It seems lack of effective training means that many key stage 2 teachers may be insecure when dealing with sciences, particularly physics, writes Cherry Canovan.
They may even be unsure about the answers to problems set for their pupils - such as why the stars cannot be seen in the day (answer: they are still there, but the sun outshines them).
Stuart Naylor, principal lecturer at Manchester Metropolitan University's Institute of Education, told The TES: "Many primary teachers are not secure in their knowledge of science. Many have had little science in their training and it is difficult for teachers to get support in this area."
Teachers may have difficulty with concepts in physical science, such as mass, rate, volume, forces, and the earth and beyond.
Seemingly simple questions, such as what happens to the weight of a bottle of lemonade if gas escapes cause problems. The answer is it gets lighter, but some pupils think the weight remains constant while others believe it goes up once the "buoyancy" of the gas is removed.
Teachers can take comfort from the fact that they are by no means alone. Mr Naylor said: "Intelligent adults without any science background function at around the end of KS2 in science. They do not typically understand most of the science in the national curriculum."
Ludicrous science blunders made in films and TV can actually help teaching, another ASE session suggested.

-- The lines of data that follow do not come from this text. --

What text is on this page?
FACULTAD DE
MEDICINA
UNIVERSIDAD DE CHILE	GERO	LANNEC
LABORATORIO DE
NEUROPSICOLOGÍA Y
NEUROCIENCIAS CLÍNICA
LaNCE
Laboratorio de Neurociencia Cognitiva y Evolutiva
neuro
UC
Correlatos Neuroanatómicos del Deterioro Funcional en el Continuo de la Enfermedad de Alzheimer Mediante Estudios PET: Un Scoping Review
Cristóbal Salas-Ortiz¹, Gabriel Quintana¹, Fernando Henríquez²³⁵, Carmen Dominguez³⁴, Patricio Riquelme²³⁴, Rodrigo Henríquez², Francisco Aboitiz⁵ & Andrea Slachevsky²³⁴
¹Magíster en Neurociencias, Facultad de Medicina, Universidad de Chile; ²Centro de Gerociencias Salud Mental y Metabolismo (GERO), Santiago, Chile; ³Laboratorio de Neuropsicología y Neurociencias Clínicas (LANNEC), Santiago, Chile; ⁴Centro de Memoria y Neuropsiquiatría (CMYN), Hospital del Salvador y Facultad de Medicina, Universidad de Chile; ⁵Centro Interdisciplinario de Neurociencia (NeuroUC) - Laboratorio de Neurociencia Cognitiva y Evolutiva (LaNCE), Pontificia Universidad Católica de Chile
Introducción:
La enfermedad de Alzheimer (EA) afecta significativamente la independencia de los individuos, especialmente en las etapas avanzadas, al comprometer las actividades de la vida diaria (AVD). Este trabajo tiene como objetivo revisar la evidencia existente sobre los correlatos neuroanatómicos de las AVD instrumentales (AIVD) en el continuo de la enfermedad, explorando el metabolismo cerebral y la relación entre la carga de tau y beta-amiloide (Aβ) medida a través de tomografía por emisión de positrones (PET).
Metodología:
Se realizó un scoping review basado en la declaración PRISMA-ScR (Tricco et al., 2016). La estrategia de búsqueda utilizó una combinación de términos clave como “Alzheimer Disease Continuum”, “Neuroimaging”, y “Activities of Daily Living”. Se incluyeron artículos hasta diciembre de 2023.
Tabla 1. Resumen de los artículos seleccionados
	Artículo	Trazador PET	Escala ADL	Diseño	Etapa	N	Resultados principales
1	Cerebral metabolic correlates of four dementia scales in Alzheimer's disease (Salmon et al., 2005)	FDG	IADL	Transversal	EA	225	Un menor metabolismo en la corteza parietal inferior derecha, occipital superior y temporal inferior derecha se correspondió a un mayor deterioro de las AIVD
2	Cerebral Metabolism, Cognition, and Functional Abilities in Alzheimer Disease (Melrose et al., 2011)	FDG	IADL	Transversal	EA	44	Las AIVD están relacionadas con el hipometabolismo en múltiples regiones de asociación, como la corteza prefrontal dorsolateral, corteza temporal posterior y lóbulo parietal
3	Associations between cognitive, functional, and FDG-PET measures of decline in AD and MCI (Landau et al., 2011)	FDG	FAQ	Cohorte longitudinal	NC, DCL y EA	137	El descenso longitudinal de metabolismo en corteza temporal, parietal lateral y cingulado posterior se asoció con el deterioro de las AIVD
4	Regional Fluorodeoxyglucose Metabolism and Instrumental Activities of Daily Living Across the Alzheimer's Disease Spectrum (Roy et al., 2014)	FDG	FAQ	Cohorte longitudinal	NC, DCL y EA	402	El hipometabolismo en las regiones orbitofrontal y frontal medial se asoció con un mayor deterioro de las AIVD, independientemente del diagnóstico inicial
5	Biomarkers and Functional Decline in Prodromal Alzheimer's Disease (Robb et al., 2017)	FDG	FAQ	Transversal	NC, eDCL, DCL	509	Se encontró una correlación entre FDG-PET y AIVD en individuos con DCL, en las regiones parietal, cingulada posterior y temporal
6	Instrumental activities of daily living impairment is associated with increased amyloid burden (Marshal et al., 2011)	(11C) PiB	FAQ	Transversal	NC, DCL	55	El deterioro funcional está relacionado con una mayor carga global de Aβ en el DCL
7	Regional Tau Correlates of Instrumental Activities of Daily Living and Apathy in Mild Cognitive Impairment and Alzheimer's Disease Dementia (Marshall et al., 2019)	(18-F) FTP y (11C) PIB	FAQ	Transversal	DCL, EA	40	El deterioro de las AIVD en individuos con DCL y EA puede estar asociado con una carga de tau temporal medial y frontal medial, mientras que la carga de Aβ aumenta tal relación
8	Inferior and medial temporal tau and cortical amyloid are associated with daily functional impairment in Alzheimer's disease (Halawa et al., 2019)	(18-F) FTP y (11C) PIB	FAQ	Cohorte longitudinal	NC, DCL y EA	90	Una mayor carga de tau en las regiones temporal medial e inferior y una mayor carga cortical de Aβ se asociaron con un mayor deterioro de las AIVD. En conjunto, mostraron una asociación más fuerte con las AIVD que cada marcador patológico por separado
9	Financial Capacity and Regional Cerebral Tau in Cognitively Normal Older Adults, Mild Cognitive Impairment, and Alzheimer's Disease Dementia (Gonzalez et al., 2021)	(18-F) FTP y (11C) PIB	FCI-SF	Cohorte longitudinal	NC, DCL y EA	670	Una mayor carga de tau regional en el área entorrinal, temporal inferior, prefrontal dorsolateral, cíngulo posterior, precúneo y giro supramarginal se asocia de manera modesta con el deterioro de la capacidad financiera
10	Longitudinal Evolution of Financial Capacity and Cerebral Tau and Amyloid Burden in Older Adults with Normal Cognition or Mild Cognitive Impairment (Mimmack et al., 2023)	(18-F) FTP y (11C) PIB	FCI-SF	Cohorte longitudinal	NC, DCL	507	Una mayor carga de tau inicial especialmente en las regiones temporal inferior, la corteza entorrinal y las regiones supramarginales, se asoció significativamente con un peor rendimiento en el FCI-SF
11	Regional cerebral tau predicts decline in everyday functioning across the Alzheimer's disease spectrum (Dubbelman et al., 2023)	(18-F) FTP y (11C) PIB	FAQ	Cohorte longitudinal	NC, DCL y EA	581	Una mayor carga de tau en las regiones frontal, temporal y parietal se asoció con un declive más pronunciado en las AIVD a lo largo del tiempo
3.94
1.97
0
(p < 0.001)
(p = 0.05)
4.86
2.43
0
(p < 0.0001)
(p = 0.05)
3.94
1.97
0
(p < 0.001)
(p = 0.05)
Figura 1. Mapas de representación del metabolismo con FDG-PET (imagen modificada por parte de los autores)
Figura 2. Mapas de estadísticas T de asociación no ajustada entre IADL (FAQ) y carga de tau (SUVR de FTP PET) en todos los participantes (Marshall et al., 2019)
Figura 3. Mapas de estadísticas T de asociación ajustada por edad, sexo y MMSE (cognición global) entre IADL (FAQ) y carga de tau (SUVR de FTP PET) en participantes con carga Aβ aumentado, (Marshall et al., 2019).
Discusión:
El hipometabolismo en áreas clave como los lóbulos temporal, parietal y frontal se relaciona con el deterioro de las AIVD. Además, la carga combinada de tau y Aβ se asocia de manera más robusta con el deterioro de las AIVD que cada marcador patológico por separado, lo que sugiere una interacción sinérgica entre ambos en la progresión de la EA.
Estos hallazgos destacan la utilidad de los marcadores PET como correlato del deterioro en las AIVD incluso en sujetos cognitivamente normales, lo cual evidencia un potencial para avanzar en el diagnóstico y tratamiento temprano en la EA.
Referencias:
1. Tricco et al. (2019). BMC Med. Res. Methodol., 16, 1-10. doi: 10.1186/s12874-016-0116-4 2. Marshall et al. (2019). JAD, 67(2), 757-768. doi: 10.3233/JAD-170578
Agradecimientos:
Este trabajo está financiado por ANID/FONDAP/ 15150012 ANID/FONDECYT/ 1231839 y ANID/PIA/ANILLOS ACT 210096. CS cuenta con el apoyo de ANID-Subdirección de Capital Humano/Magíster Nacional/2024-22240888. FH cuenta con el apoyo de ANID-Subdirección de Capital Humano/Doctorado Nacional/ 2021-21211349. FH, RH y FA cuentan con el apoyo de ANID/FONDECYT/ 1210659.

Dr Jonathan Allday of King's School Canterbury said programmes such as Star Trek, featuring impossibilities such as "beaming up", could be used to introduce concepts such as Heisenberg's Uncertainty Principle*.
Students could be asked why, when a TV space ship's engine fails, it plummets to the ground - instead of remaining in orbit, which would happen in reality.
Speaking after his talk, Dr Allday said: "The sort of kids that tend to do physics, tend also to like science fiction. If you can capture a little bit about a TV show and use it in a lesson you can make a connection with them."
*The uncertainty principle states that you cannot know a particle's velocity and position at the same time. So the Star Trek transporter machine could not take people's particles apart and put them together again correctly as it would not have enough information to do so.